IBMA-award winning multi-instrumentalist and producer…
…Cody Tinnin is a person in flux. After nearly ten years relentlessly recording, performing, and touring with his progressive string trio Stillhouse Junkies, he made the difficult but necessary decision to tend to his mental health and well-being, and left the band. “There was this moment that forced me to take a break. I had to sit with it and grow through it and do some heavy personal work to get to where I could clear my head and fully make this decision: ‘Alright man, it’s time to get to work.’”
Tinnin has been a prolific writer throughout his career, including penning songs for the Stillhouse Junkies, and recording his own solo banjo album, Perennial, but for the first time, Tinnin is focusing specifically on writing tunes that reflect who he is, where he has been, and what he really wants to say.

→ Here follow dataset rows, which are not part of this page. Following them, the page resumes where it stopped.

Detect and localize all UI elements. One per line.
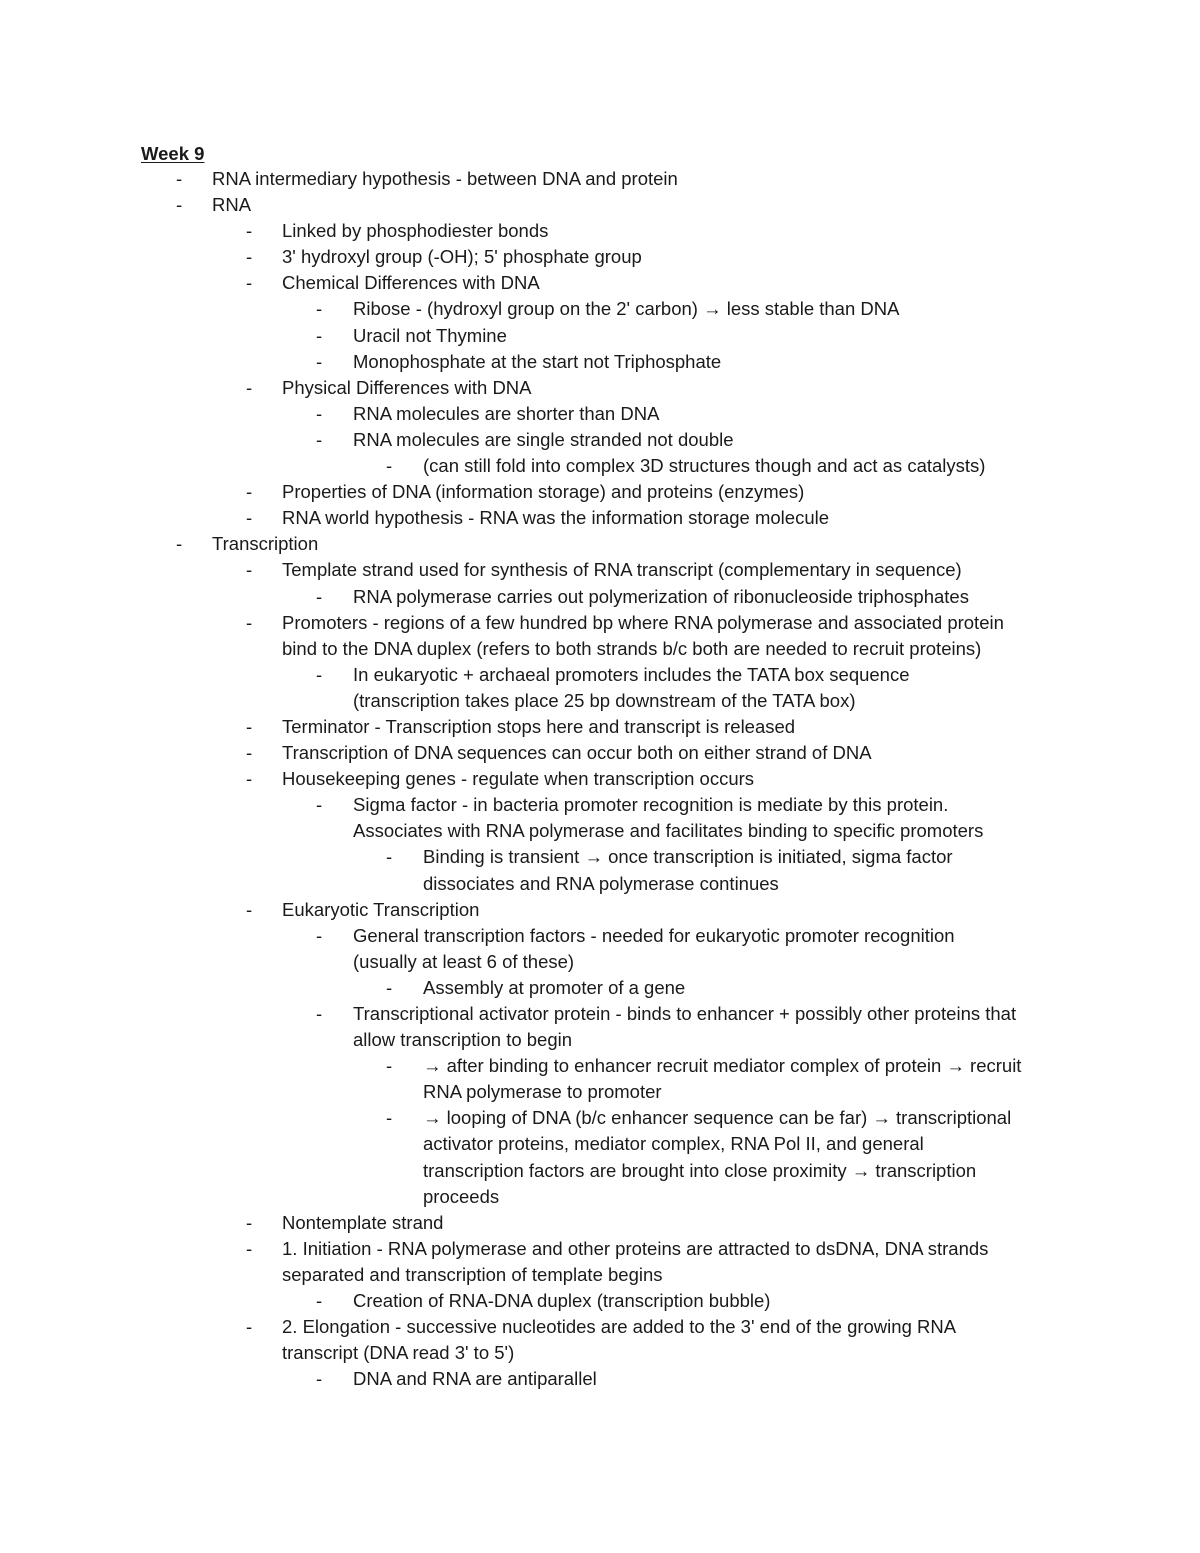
outline-item	[0, 244, 1200, 270]
outline-item	[0, 192, 1200, 218]
outline-item-text: Binding is transient → once transcription is initiated, sigma factor	[423, 846, 953, 868]
bullet-dash: -	[316, 350, 323, 372]
outline-item-text: activator proteins, mediator complex, RNA Pol II, and general	[423, 1133, 924, 1155]
bullet-dash: -	[246, 1211, 253, 1233]
bullet-dash: -	[386, 976, 393, 998]
outline-item	[0, 792, 1200, 818]
outline-item	[0, 844, 1200, 870]
outline-item	[0, 1340, 1200, 1366]
bullet-dash: -	[246, 507, 253, 529]
bullet-dash: -	[316, 298, 323, 320]
outline-item	[0, 375, 1200, 401]
outline-item-text: Eukaryotic Transcription	[282, 898, 480, 920]
outline-item	[0, 1366, 1200, 1392]
outline-item	[0, 505, 1200, 531]
bullet-dash: -	[316, 794, 323, 816]
bullet-dash: -	[176, 168, 183, 189]
outline-item-text: Chemical Differences with DNA	[282, 272, 540, 294]
bullet-dash: -	[316, 402, 323, 424]
bullet-dash: -	[316, 585, 323, 607]
bullet-dash: -	[316, 663, 323, 685]
outline-item-text: Nontemplate strand	[282, 1211, 444, 1233]
outline-item-text: Linked by phosphodiester bonds	[282, 220, 549, 242]
bullet-dash: -	[316, 924, 323, 946]
outline-item	[0, 897, 1200, 923]
outline-item	[0, 1027, 1200, 1053]
outline-item	[0, 871, 1200, 897]
outline-item-text: DNA and RNA are antiparallel	[353, 1368, 597, 1390]
outline-item-text: transcription factors are brought into close proximity → transcription	[423, 1159, 977, 1181]
outline-item-text: RNA world hypothesis - RNA was the information storage molecule	[282, 507, 830, 529]
bullet-dash: -	[386, 846, 393, 868]
bullet-dash: -	[246, 376, 253, 398]
bullet-dash: -	[246, 1316, 253, 1338]
outline-item-text: Physical Differences with DNA	[282, 376, 532, 398]
outline-item	[0, 1105, 1200, 1131]
bullet-dash: -	[386, 1055, 393, 1077]
outline-item-text: dissociates and RNA polymerase continues	[423, 872, 779, 894]
outline-item-text: 2. Elongation - successive nucleotides are added to the 3' end of the growing RNA	[282, 1316, 957, 1338]
outline-item	[0, 557, 1200, 583]
bullet-dash: -	[316, 428, 323, 450]
bullet-dash: -	[176, 194, 183, 216]
outline-item-text: separated and transcription of template begins	[282, 1263, 663, 1285]
outline-item-text: (usually at least 6 of these)	[353, 950, 575, 972]
outline-item	[0, 427, 1200, 453]
outline-item-text: RNA	[212, 194, 252, 216]
bullet-dash: -	[176, 533, 183, 555]
outline-item-text: Uracil not Thymine	[353, 324, 507, 346]
outline-item	[0, 949, 1200, 975]
outline-item	[0, 270, 1200, 296]
outline-item-text: RNA molecules are single stranded not double	[353, 428, 734, 450]
bullet-dash: -	[246, 220, 253, 242]
outline-item	[0, 714, 1200, 740]
outline-item	[0, 453, 1200, 479]
outline-item-text: RNA molecules are shorter than DNA	[353, 402, 660, 424]
outline-item	[0, 975, 1200, 1001]
outline-item-text: Creation of RNA-DNA duplex (transcription bubble)	[353, 1290, 771, 1312]
bullet-dash: -	[246, 272, 253, 294]
bullet-dash: -	[246, 742, 253, 764]
bullet-dash: -	[316, 1003, 323, 1024]
notes-list	[0, 166, 1200, 1392]
bullet-dash: -	[246, 481, 253, 503]
outline-item-text: RNA intermediary hypothesis - between DNA and protein	[212, 168, 678, 189]
bullet-dash: -	[316, 324, 323, 346]
bullet-dash: -	[246, 559, 253, 581]
outline-item	[0, 1262, 1200, 1288]
outline-item-text: transcript (DNA read 3' to 5')	[282, 1342, 515, 1364]
outline-item	[0, 1158, 1200, 1184]
outline-item-text: Associates with RNA polymerase and facilitates binding to specific promoters	[353, 820, 984, 842]
outline-item	[0, 1001, 1200, 1027]
outline-item	[0, 166, 1200, 192]
outline-item	[0, 531, 1200, 557]
outline-item-text: (transcription takes place 25 bp downstream of the TATA box)	[353, 689, 856, 711]
outline-item	[0, 636, 1200, 662]
bullet-dash: -	[386, 1107, 393, 1129]
outline-item-text: Template strand used for synthesis of RNA transcript (complementary in sequence)	[282, 559, 962, 581]
bullet-dash: -	[316, 1290, 323, 1312]
outline-item	[0, 688, 1200, 714]
outline-item	[0, 218, 1200, 244]
outline-item	[0, 296, 1200, 322]
bullet-dash: -	[246, 898, 253, 920]
outline-item	[0, 1053, 1200, 1079]
outline-item-text: allow transcription to begin	[353, 1029, 573, 1051]
outline-item-text: Monophosphate at the start not Triphosphate	[353, 350, 722, 372]
bullet-dash: -	[246, 611, 253, 633]
outline-item	[0, 323, 1200, 349]
outline-item	[0, 766, 1200, 792]
bullet-dash: -	[386, 455, 393, 477]
outline-item-text: In eukaryotic + archaeal promoters includes the TATA box sequence	[353, 663, 910, 685]
outline-item-text: Transcription of DNA sequences can occur both on either strand of DNA	[282, 742, 872, 764]
outline-item-text: → after binding to enhancer recruit mediator complex of protein → recruit	[423, 1055, 1022, 1077]
outline-item	[0, 662, 1200, 688]
outline-item	[0, 1288, 1200, 1314]
page-title: Week 9	[141, 143, 205, 164]
outline-item-text: 1. Initiation - RNA polymerase and other proteins are attracted to dsDNA, DNA strands	[282, 1237, 989, 1259]
bullet-dash: -	[316, 1368, 323, 1390]
outline-item-text: bind to the DNA duplex (refers to both strands b/c both are needed to recruit proteins)	[282, 637, 982, 659]
outline-item-text: Housekeeping genes - regulate when transcription occurs	[282, 768, 755, 790]
outline-item	[0, 349, 1200, 375]
outline-item	[0, 584, 1200, 610]
outline-item	[0, 1210, 1200, 1236]
outline-item-text: Properties of DNA (information storage) and proteins (enzymes)	[282, 481, 805, 503]
outline-item	[0, 818, 1200, 844]
outline-item-text: (can still fold into complex 3D structures though and act as catalysts)	[423, 455, 986, 477]
bullet-dash: -	[246, 246, 253, 268]
outline-item	[0, 923, 1200, 949]
outline-item-text: → looping of DNA (b/c enhancer sequence can be far) → transcriptional	[423, 1107, 1012, 1129]
outline-item	[0, 479, 1200, 505]
outline-item	[0, 401, 1200, 427]
bullet-dash: -	[246, 1237, 253, 1259]
outline-item-text: RNA polymerase carries out polymerization of ribonucleoside triphosphates	[353, 585, 969, 607]
outline-item-text: General transcription factors - needed for eukaryotic promoter recognition	[353, 924, 955, 946]
outline-item	[0, 740, 1200, 766]
bullet-dash: -	[246, 715, 253, 737]
outline-item-text: Assembly at promoter of a gene	[423, 976, 686, 998]
outline-item-text: Transcriptional activator protein - binds to enhancer + possibly other proteins that	[353, 1003, 1017, 1024]
outline-item	[0, 1236, 1200, 1262]
outline-item-text: Transcription	[212, 533, 319, 555]
outline-item-text: RNA polymerase to promoter	[423, 1081, 662, 1103]
outline-item	[0, 1314, 1200, 1340]
outline-item-text: proceeds	[423, 1185, 500, 1207]
outline-item	[0, 1131, 1200, 1157]
outline-item	[0, 1184, 1200, 1210]
outline-item-text: Terminator - Transcription stops here and transcript is released	[282, 715, 796, 737]
bullet-dash: -	[246, 768, 253, 790]
outline-item-text: Promoters - regions of a few hundred bp where RNA polymerase and associated protein	[282, 611, 1004, 633]
outline-item-text: Ribose - (hydroxyl group on the 2' carbon) → less stable than DNA	[353, 298, 900, 320]
outline-item-text: 3' hydroxyl group (-OH); 5' phosphate group	[282, 246, 642, 268]
outline-item	[0, 610, 1200, 636]
outline-item-text: Sigma factor - in bacteria promoter recognition is mediate by this protein.	[353, 794, 949, 816]
outline-item	[0, 1079, 1200, 1105]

“It’s coming from darkness. It’s a lot of therapy and reflection. Wondering ‘What is the point of it all?’ It would have been easy to bail out of the industry all together, but I don’t want to. It’s a compulsion. It’s what I have to do with my life.”
Tinnin’s new material finds him stepping back from the upright bass to lean into his skills as a songwriter and band leader, and embracing the guitar as means of communicating— and communing— with listeners. Big, airy, open arrangements featuring a full band and a more atmospheric sound, while retaining Tinnin’s instinctive knack for imagery and metaphor.
“[This material] is more open and vulnerable, and it’s been really interesting to try to both determine what is best for the song while also letting it come naturally and not overthink it. Not judge myself or what’s coming out. Silencing my inner critic so that the real stuff can come out. Really letting my walls come down as an artist and a person.”
For Tinnin, the purpose of this material isn’t to create a vehicle through which he can get back on the road. Instead, it’s about the work of maturation, of change, and the liminal spaces that change creates. It’s about feelings becoming flesh, grief becoming growth, and vulnerability becoming great strength— even if the path you’re on isn’t the path you would have chosen.
“Deep down? It’s scary. Three months ago I would never have wanted to pursue a solo thing. But the material showed up, and it didn’t stop. I’m just trying to write as true as I can and be as fully myself as possible. I’m not sure how many of the people who dig what I’ve done so far are going to dig what I’m doing now.” he says. “But I really believe in these songs.”